Beresford-Kroeger, 63, is a native of Ireland who has a
bachelor’s degree in medical biochemistry and botany, and has
worked as a PhD-level researcher at the University of Ottawa School
of medicine, where she published several papers on the chemistry of
artificial blood. She calls herself a renegade scientist, however,
because she tries to bring together aboriginal healing, Western
medicine and botany to advocate an unusual role for trees.
The
tree is a chemical factory, she explained, and its products are part
of a sophisticated survival strategy. The flowers contain trepan
oils, which repel mammals that might feed on them. But the ash needs
to attract pollinators, and so it has a powerful lactones fragrance
that appeals to large butterflies and honeybees. The chemicals in the
wafer ash, in turn, she said, provide chemical protection for the
butterflies from birds, making them taste bitter.
Wafer ash,
for example, could be used in organic farming, she said, planted in
hedgerows to attract butterflies away from crops. Black walnut and
honey locusts could be planted along roads to absorb pollutants, she
said.
But some of Beresford-Kroeger’s claims for the health
effects of trees reach far outside the mainstream. Although some
compounds found in trees do have medicinal properties and are the
subject of research and treatment, she jumps beyond the evidence to
say they also affect human health in their natural forms.
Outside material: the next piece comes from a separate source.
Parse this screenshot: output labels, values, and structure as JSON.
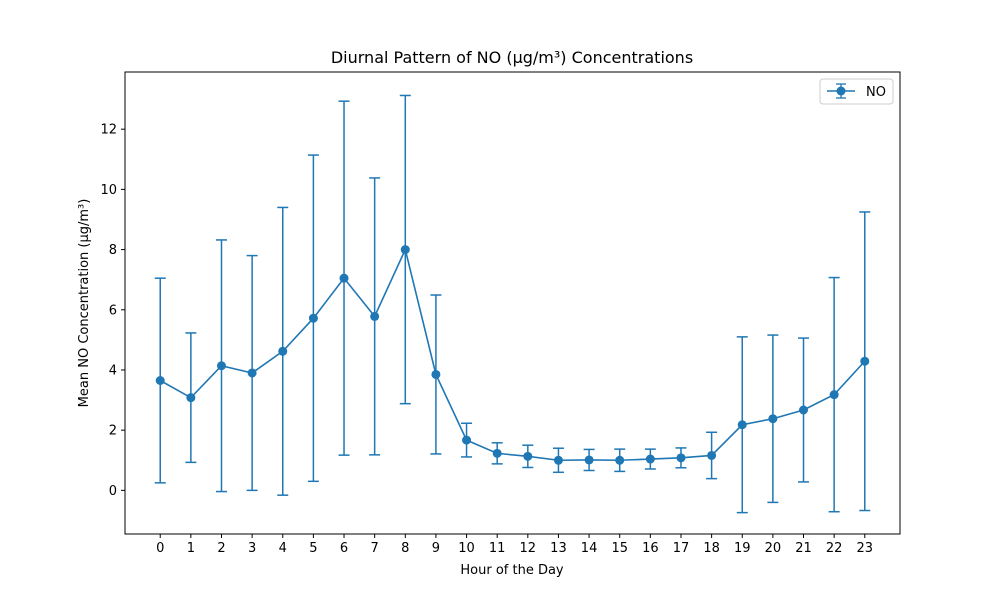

The black
walnut, for example, contains limonene, which is found in citrus
fruit and elsewhere and has been shown to have anticancer effects in
some studies of laboratory animals. Beresford-Kroeger has suggested,
without evidence, that limonene inhaled in aerosol form by humans
will help prevent cancer.
Trees also absorb pollutants from
the ground, comb particulates from the air and house beneficial
insects.
Some studies support a role for trees in human health. A recent study by researchers at Columbia University found that children in neighborhoods that are tree-lined have asthma rates a quarter less than in neighborhoods without trees. The Center for Urban Forest Research estimates that each tree removes 1.5 pounds of pollutants from the air. Trees are also used to remove mercury and other pollutants from the ground, something called phytoremediation. And, of course, trees store carbon dioxide, which mitigates global warming.